Уроки дыхания - Тайлер Энн. Страница 8
– Если есть за что, виню, – сказала она пейзажу.
– И тебе даже в голову не приходит, что, может быть, ты сама виновата.
– Нам обязательно снова затевать этот дурацкий разговор? – спросила она, резко повернувшись к нему.
– Ну а кто его начал, хотел бы я знать?
– Я всего-навсего перечислила факты, Айра.
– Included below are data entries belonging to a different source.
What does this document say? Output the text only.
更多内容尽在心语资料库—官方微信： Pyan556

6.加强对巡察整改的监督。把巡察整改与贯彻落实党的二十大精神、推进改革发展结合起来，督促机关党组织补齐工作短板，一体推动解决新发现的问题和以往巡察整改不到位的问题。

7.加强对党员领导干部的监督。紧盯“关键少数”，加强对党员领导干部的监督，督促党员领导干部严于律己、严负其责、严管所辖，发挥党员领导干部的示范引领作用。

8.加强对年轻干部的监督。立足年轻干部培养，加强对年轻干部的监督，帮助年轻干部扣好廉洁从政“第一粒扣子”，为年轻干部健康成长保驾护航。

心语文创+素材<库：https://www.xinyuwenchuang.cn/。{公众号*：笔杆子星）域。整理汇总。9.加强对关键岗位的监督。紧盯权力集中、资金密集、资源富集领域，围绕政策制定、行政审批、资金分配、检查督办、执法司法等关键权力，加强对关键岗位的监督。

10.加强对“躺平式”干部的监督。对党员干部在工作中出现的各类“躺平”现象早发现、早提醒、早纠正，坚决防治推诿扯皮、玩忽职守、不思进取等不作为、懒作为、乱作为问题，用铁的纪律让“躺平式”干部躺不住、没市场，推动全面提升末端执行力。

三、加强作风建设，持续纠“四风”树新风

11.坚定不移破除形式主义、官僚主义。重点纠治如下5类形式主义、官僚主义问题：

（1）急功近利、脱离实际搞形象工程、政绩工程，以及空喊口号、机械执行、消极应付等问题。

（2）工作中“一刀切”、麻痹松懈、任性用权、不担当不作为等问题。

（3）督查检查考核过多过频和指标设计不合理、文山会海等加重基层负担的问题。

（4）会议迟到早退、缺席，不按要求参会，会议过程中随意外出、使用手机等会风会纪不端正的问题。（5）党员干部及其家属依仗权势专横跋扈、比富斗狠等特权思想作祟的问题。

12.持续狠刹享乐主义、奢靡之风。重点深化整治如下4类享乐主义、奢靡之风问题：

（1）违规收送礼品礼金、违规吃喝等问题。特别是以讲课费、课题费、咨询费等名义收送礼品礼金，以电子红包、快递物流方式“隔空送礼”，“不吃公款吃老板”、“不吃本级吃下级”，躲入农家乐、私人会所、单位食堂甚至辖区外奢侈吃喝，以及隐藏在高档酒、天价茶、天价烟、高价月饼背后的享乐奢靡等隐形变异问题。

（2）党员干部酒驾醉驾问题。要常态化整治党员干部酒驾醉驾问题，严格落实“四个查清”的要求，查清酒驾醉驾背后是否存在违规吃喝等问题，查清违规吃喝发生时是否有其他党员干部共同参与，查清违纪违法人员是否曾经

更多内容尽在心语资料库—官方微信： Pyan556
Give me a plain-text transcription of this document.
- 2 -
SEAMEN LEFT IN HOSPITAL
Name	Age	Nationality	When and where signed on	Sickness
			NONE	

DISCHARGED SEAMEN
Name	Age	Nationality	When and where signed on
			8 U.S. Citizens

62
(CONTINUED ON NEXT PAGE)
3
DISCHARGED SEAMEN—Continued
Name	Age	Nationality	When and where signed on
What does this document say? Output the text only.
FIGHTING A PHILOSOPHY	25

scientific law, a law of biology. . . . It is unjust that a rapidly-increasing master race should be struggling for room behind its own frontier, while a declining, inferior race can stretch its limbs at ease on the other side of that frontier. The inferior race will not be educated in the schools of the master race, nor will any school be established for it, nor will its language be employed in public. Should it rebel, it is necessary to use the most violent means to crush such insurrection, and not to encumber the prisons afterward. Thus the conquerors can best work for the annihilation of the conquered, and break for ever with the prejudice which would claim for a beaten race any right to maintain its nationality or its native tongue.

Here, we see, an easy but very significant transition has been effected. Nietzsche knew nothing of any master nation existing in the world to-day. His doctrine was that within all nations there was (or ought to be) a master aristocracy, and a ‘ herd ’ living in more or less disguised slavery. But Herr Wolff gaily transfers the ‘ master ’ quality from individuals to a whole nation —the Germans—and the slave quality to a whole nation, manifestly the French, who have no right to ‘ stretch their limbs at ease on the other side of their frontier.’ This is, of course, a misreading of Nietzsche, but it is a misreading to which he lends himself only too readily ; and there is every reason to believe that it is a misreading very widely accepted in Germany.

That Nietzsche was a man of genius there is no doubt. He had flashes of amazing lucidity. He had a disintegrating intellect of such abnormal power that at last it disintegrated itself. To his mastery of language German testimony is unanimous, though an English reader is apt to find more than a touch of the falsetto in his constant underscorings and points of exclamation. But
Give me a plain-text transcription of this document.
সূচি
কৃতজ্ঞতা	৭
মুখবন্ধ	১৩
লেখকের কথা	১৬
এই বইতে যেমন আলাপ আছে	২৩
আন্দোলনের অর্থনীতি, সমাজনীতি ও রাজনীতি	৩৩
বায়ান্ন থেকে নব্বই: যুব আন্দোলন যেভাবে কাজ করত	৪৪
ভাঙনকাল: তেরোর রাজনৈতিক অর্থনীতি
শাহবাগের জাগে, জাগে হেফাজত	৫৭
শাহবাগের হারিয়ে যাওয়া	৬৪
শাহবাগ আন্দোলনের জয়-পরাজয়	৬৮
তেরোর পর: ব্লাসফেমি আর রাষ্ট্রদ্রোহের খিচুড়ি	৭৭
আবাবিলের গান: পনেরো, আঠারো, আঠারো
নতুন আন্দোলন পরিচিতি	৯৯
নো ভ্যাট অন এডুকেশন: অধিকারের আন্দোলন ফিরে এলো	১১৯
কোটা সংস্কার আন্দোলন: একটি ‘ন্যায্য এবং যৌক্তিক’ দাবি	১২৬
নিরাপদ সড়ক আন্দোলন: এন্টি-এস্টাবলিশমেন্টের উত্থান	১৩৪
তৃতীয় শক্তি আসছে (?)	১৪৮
– Тебя кто-нибудь спрашивал о фактах, Мэгги? Зачем тебе понадобилось изливать душу перед какой-то официанткой?
– Во-первых, быть официанткой не зазорно, – заявила она. – Вполне приличная профессия. Могу тебе напомнить, что наша дочь работала официанткой.
– О, превосходно, Мэгги, еще один пример твоей неукоснительной логики.
– Вот чего я в тебе действительно терпеть не могу, – сказала она, – так это твоего высокомерия. Мы не можем просто разговаривать, как цивилизованные люди, обмениваться мнениями, о нет. Нет, ты непременно должен напирать на то, какая я нелогичная, пустоголовая, а ты – невозмутимый и во всем меня превосходишь.
– Ну я, по крайней мере, не излагаю историю моей жизни в местах общественного питания.
– Ладно, высади меня, – потребовала Мэгги. – Я не желаю терпеть твое общество еще хотя бы секунду.
– С удовольствием, – сказал он, продолжая вести машину.
– Высади меня, я сказала!
Айра взглянул на нее, сбавил скорость. Она схватила сумочку и прижала ее к груди.
– Ты остановишь машину, – спросила она, – или мне придется выпрыгивать на ходу?
Он остановил.
Мэгги вылезла, хлопнула дверцей. И пошла назад, к кафе. С мгновение ей казалось, что Айра так и останется стоять на месте, но затем она услышала, как он переключил передачу и уехал.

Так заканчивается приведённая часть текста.